And you sat in a chair
Thinking "boy i'm such a prince!"
Well, life's a train that goes from february on
Day by day
But it's making a stop on April first..."

I guess the first April Fool's joke that got me today was Adult Swim's AWESOME movie that was on, (did anyone see that, haha it was god awful and hilarious once I actually started watching it) and then you know, my brother's IM of "I hate Black People"......."JUST KIDDING APRIL FOOLS!!!!!!" so that's been it. And I guess since I will only be seeing Harper/other little kids today, (wow, I just started a sentence with and, but nothing else felt right!) that'll be it.
If you can't tell, I'm feeling a little pessimistic/sad this week, and I can't seem to shake it. Overall, I'm really happy and well, but I just can't shake it. (I can't shake him!)(Sheesh, what is up with the parentheses too?) ANYWAY:
So, up there, I posted a picture of one of my favorite tarot cards - the fool. Here's a blurb I stole from wikipedia:
The Fool is the spirit in search of experience. He represents the mystical cleverness bereft of reason within us, the childlike ability to tune into the inner workings of the world. The sun shining behind him represents the divine nature of the Fool's wisdom and exuberance. On his back are all the possessions he might need. In his hand there is a flower, showing his appreciation of beauty. He is frequently accompanied by a dog, sometimes seen as his animal desires, sometimes as the call of the "real world", nipping at his heels and distracting him. He is seemingly unconcerned that he is standing on a precipice, apparently about to step off.
The number 0 is a perfect significator for the Fool, as it can become anything when he reaches his destination. Zero plus anything equals the same thing. Zero times anything equals zero. Zero is nothing, a lack of hard substance, and as such it may reflect a non-issue or lack of cohesiveness for the subject at hand.
I have seriously felt alot like the fool this year. I've taken BIG leaps off of that cliff, some for the better, some for the worse, but in the end I think it's all been worth it. Sometimes my emotional nature makes me feel a little bit too MUCH like the fool - I can react in ways that may not be proactive in my life just because they feel like the right or wrong thing to do, depending on how I feel. Most of all, I can SERIOUSLY relate to the seeing beauty in the world part, and definitly the whole "real world" nipping at your heels thing. I think we all can. I think in our twenties most of us are ALOT like the fool.
So my idea was to list a few reasons why I've played the fool. In my life, lately, whatever. Some are happy, some are sad, but it seems like the right thing to do at this moment, so here I go.
I've played the fool because:
I thought going into education would be a much more secure job than persuing musical theater/performance. I honestly may have been better off making the other choice nowadays.
I spent a large part of my life worrying about being lonely and my position in this world regarding people, I should have realized that I am a people magnet and the ones that matter have been there from the beginning/will be there until the end.

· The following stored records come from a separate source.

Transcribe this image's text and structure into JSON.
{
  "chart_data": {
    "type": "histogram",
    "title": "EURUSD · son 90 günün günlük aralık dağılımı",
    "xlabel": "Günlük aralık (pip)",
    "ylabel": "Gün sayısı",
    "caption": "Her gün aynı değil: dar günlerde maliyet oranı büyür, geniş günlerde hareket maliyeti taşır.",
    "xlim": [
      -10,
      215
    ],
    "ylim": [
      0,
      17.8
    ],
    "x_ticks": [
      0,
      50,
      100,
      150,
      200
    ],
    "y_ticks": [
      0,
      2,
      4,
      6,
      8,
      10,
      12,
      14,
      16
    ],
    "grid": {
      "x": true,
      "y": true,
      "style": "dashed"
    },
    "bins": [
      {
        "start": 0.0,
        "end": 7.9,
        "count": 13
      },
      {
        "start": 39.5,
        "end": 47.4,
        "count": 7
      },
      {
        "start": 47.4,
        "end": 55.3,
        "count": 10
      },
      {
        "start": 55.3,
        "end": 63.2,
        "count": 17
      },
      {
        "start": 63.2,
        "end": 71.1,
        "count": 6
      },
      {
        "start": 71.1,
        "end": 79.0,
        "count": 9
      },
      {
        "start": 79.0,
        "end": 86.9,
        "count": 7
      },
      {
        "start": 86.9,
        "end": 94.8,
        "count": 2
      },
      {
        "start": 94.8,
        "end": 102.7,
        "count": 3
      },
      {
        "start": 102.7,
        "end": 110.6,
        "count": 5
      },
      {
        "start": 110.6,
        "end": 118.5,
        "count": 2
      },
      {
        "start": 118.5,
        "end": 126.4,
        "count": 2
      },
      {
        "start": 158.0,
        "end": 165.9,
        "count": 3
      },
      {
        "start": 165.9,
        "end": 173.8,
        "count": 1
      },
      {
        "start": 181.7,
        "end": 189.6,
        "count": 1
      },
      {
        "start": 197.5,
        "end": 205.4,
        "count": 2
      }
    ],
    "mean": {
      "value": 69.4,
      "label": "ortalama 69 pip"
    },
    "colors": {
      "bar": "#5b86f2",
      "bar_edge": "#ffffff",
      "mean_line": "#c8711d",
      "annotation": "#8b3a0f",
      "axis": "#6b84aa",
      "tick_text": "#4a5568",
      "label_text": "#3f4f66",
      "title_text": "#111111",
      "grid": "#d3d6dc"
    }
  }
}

I struggle with the meaning of beauty and finding it in myself, but I find constant beauty in every situation, person, thought, or whatever on the planet and I need to start finding it, agknowledging it, and honoring it more within myself.
I have looked so hard and spent so much time looking for, finding, and obsessing over love and people that I thought I loved and loved me - the one that did was there all along and loved me more than I think any other person could love another. I am thankful my foolishness sorted itself out on this one, because it's the most beautiful and amazing part of my life and I count my lucky shamrocks every day.
I spend so much time working and trying to make it in the world, that I overlook the things that I really love quite often: I need to make more time to sing, sleep, paint, read and do those things because you only get one life and obviously we need to work to support ourselves, but why support a life that doesn't make you happy?
I feel like there are a thousand more I could write about, but that's it for now. I'm trying to drag myself out of this slump so I feel like I'll be writing alot more in the next few days.
1 comment:
(I can't shake him!) star wars? me and jay say that all the time :D
that whole bit about ZERO...ooph, not something i've ever stop to think about often, but it's pretty damn true... as is "why support a life that doesn't make you happy?"